Brincando outra vez



Brincando, outra vez.

 

 

Pai, mãe, onde estão vocês? Brincando de esconde-esconde de novo, só para me assustar! Então, surgem rindo às gargalhadas, correndo a abraçar-me com o carinho característico dos pais.

 

Aos poucos, deixamos de brincar de esconde-esconde, de cabra-cega, de amarelinha e de outras diversões que faziam a nossa alegria. Fui crescendo, mas parece que vocês não notaram isso, ou não queriam perceber.  Desejavam que eu permanecesse a menina de sempre, muitas vezes obediente, outras vezes travessa, mas sob o controle estrito de vocês. Que mania os pais tem de não querer que os filhos cortem o cordão, partindo para novas fases e com elas, novas aventuras. Será que essa quase obsessão de não nos permitir o crescimento está relacionada à idéia de que estão ficando mais velhos?

 

Agora, sim, que tudo complicou. Fiquei adolescente como minhas amigas e tornei-me mais quieta. Desejava ficar isolada com meus sonhos e fantasias de namoro, com aquele vizinho de cabelos ruivos e sardas. Meus pais não aceitavam a minha mudança.  Diziam que eu devia estar com sérios problemas, e que só eles poderiam resolvê-los. Achavam que eram os donos da verdade. Qualquer novidade tecnológica que aparecia eu contava para eles. Consideravam tudo bobagem. Queria me individualizar, acreditar que tinha capacidade, mas continuava sendo tratada como criança. Até a profissão queriam escolher para mim.  Meu sonho era ser artista de cinema ou teatro.
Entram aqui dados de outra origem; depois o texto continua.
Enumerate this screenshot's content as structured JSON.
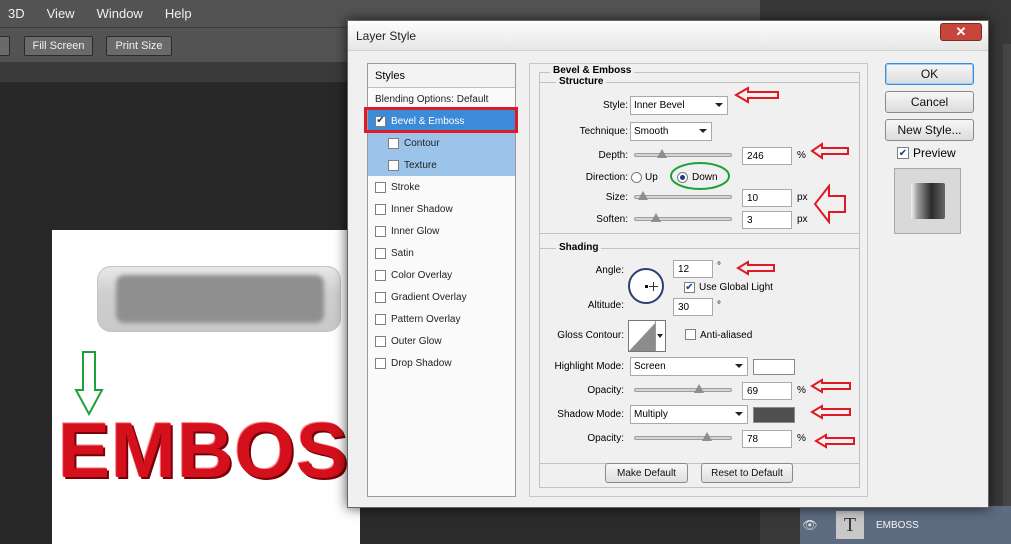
{
  "menu": [
    "3D",
    "View",
    "Window",
    "Help"
  ],
  "window_controls": {
    "minimize": "−",
    "restore": "❐",
    "close": "✕"
  },
  "options_bar": {
    "fill_screen": "Fill Screen",
    "print_size": "Print Size"
  },
  "canvas_text": "EMBOSS",
  "layers_panel": {
    "layer_name": "EMBOSS",
    "type_glyph": "T",
    "eye": "👁"
  },
  "dialog": {
    "title": "Layer Style",
    "close_glyph": "✕",
    "styles_header": "Styles",
    "styles": [
      {
        "label": "Blending Options: Default",
        "checkbox": false,
        "checked": false,
        "selected": false,
        "sub": false
      },
      {
        "label": "Bevel & Emboss",
        "checkbox": true,
        "checked": true,
        "selected": true,
        "sub": false
      },
      {
        "label": "Contour",
        "checkbox": true,
        "checked": false,
        "selected": false,
        "sub": true
      },
      {
        "label": "Texture",
        "checkbox": true,
        "checked": false,
        "selected": false,
        "sub": true
      },
      {
        "label": "Stroke",
        "checkbox": true,
        "checked": false,
        "selected": false,
        "sub": false
      },
      {
        "label": "Inner Shadow",
        "checkbox": true,
        "checked": false,
        "selected": false,
        "sub": false
      },
      {
        "label": "Inner Glow",
        "checkbox": true,
        "checked": false,
        "selected": false,
        "sub": false
      },
      {
        "label": "Satin",
        "checkbox": true,
        "checked": false,
        "selected": false,
        "sub": false
      },
      {
        "label": "Color Overlay",
        "checkbox": true,
        "checked": false,
        "selected": false,
        "sub": false
      },
      {
        "label": "Gradient Overlay",
        "checkbox": true,
        "checked": false,
        "selected": false,
        "sub": false
      },
      {
        "label": "Pattern Overlay",
        "checkbox": true,
        "checked": false,
        "selected": false,
        "sub": false
      },
      {
        "label": "Outer Glow",
        "checkbox": true,
        "checked": false,
        "selected": false,
        "sub": false
      },
      {
        "label": "Drop Shadow",
        "checkbox": true,
        "checked": false,
        "selected": false,
        "sub": false
      }
    ],
    "section_title": "Bevel & Emboss",
    "structure": {
      "title": "Structure",
      "style_label": "Style:",
      "style_value": "Inner Bevel",
      "technique_label": "Technique:",
      "technique_value": "Smooth",
      "depth_label": "Depth:",
      "depth_value": "246",
      "depth_unit": "%",
      "depth_level": 0.25,
      "direction_label": "Direction:",
      "direction_up": "Up",
      "direction_down": "Down",
      "direction_selected": "Down",
      "size_label": "Size:",
      "size_value": "10",
      "size_unit": "px",
      "size_level": 0.04,
      "soften_label": "Soften:",
      "soften_value": "3",
      "soften_unit": "px",
      "soften_level": 0.19
    },
    "shading": {
      "title": "Shading",
      "angle_label": "Angle:",
      "angle_value": "12",
      "degree": "°",
      "use_global_light": "Use Global Light",
      "use_global_light_checked": true,
      "altitude_label": "Altitude:",
      "altitude_value": "30",
      "gloss_contour_label": "Gloss Contour:",
      "anti_aliased": "Anti-aliased",
      "anti_aliased_checked": false,
      "highlight_mode_label": "Highlight Mode:",
      "highlight_mode_value": "Screen",
      "highlight_color": "#ffffff",
      "highlight_opacity_label": "Opacity:",
      "highlight_opacity_value": "69",
      "highlight_opacity_unit": "%",
      "highlight_opacity_level": 0.69,
      "shadow_mode_label": "Shadow Mode:",
      "shadow_mode_value": "Multiply",
      "shadow_color": "#505050",
      "shadow_opacity_label": "Opacity:",
      "shadow_opacity_value": "78",
      "shadow_opacity_unit": "%",
      "shadow_opacity_level": 0.78
    },
    "make_default": "Make Default",
    "reset_to_default": "Reset to Default",
    "ok": "OK",
    "cancel": "Cancel",
    "new_style": "New Style...",
    "preview_label": "Preview",
    "preview_checked": true
  },
  "colors": {
    "selected_row": "#3c8bd8",
    "sub_row": "#9cc4ea",
    "annotation_red": "#e01a22",
    "annotation_green": "#1fa13a",
    "emboss_red": "#d4101c"
  }
}
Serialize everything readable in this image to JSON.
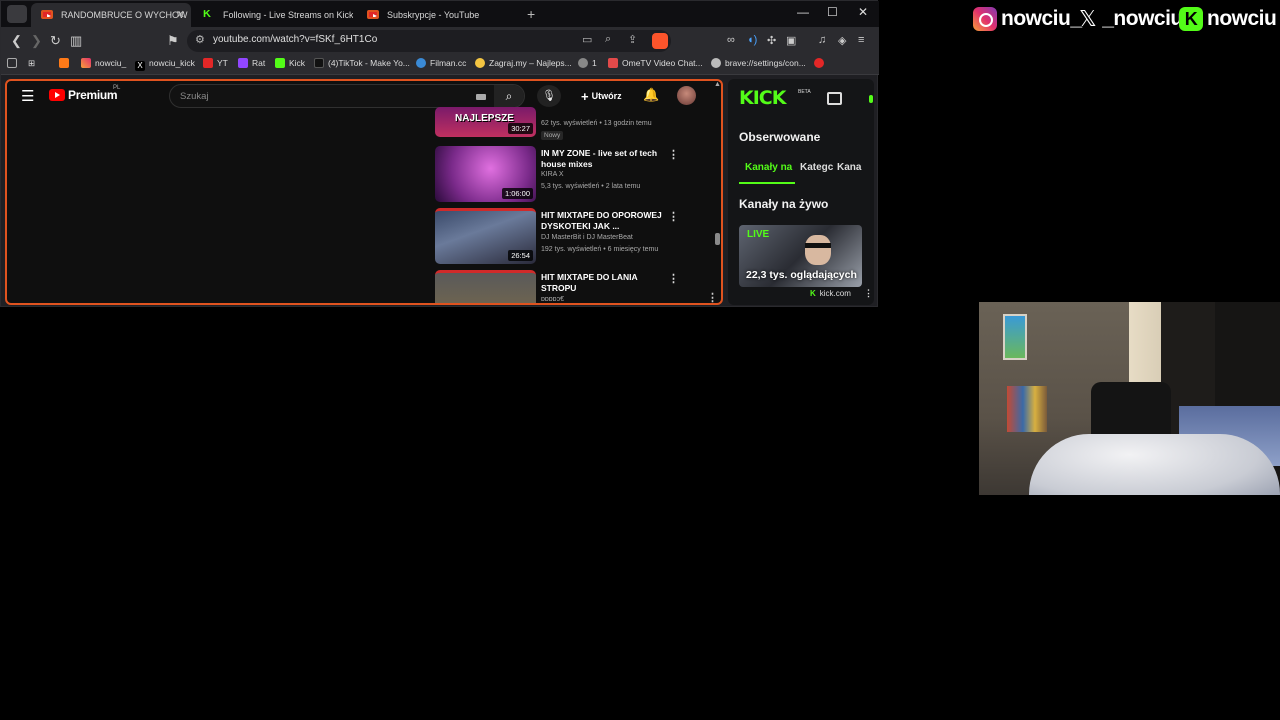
{
  "browser": {
    "tabs": [
      {
        "label": "RANDOMBRUCE O WYCHOW",
        "favicon": "youtube-icon",
        "active": true
      },
      {
        "label": "Following - Live Streams on Kick",
        "favicon": "kick-icon",
        "active": false
      },
      {
        "label": "Subskrypcje - YouTube",
        "favicon": "youtube-icon",
        "active": false
      }
    ],
    "url": "youtube.com/watch?v=fSKf_6HT1Co",
    "bookmarks": [
      "nowciu_",
      "nowciu_kick",
      "YT",
      "Rat",
      "Kick",
      "(4)TikTok - Make Yo...",
      "Filman.cc",
      "Zagraj.my – Najleps...",
      "1",
      "OmeTV Video Chat...",
      "brave://settings/con..."
    ]
  },
  "youtube": {
    "logo_text": "Premium",
    "logo_region": "PL",
    "search_placeholder": "Szukaj",
    "create_label": "Utwórz",
    "videos": [
      {
        "thumb_text": "NAJLEPSZE",
        "duration": "30:27",
        "title": "",
        "channel": "",
        "meta": "62 tys. wyświetleń • 13 godzin temu",
        "badge": "Nowy"
      },
      {
        "thumb_text": "",
        "duration": "1:06:00",
        "title": "IN MY ZONE - live set of tech house mixes",
        "channel": "KIRA X",
        "meta": "5,3 tys. wyświetleń • 2 lata temu",
        "badge": ""
      },
      {
        "thumb_text": "",
        "duration": "26:54",
        "title": "HIT MIXTAPE DO OPOROWEJ DYSKOTEKI JAK ...",
        "channel": "DJ MasterBit i DJ MasterBeat",
        "meta": "192 tys. wyświetleń • 6 miesięcy temu",
        "badge": ""
      },
      {
        "thumb_text": "",
        "duration": "",
        "title": "HIT MIXTAPE DO LANIA STROPU",
        "channel": "ɒɒɒɒɔ€",
        "meta": "",
        "badge": ""
      }
    ]
  },
  "kick_panel": {
    "logo": "KICK",
    "beta": "BETA",
    "heading": "Obserwowane",
    "tabs": [
      "Kanały na",
      "Kategc",
      "Kana"
    ],
    "live_heading": "Kanały na żywo",
    "live_badge": "LIVE",
    "viewers": "22,3 tys. oglądających",
    "domain": "kick.com"
  },
  "overlay": {
    "instagram": "nowciu_",
    "x": "_nowciu",
    "kick": "nowciu"
  },
  "colors": {
    "kick_green": "#53fc18",
    "youtube_red": "#ff0000",
    "focus_border": "#e0531f"
  }
}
Eles queriam que eu fosse médica ou advogada. Haja paciência!

 

Não fui atriz. Fiz Jornalismo, conseguindo um emprego numa revista mensal de nossa cidade. E o melhor: fui morar sozinha num edifício localizado numa zona totalmente oposta à de meus pais.

 

Ainda bem que a fase mais difícil da minha vida parecia ter acabado. Agora estava casada, tinha meus filhos, mas ainda era tratada como uma menininha, que precisava de proteção. Nessa altura dos acontecimentos, eu me divertia e fazia piadas com eles, a respeito do assunto.

 

À medida que meus filhos cresciam, eu, agora mãe, pensava na melhor forma de educá-los, sem maiores exigências, com muito diálogo, permitindo suas liberdades de expressão. No entanto, sempre errava em alguma coisa.

 

Lá pelas tantas, comecei a desconfiar que meus pais de uma hora para outra, sem aviso prévio, precisavam de ajuda e dos meus cuidados.

 

Pai, mãe, onde estão vocês?  Se esconderam outra vez para me assustar? Só que agora, me assustei para valer. Encontrei os dois fugindo pelo portão, atravessando a rua, sem ao menos olhar para os lados.  Custei a trazê-los de volta. Precisei pedir ajuda para o meu filho mais velho, para que entrassem em casa.

 

Oh safado Alzheimer, que peça me pregaste!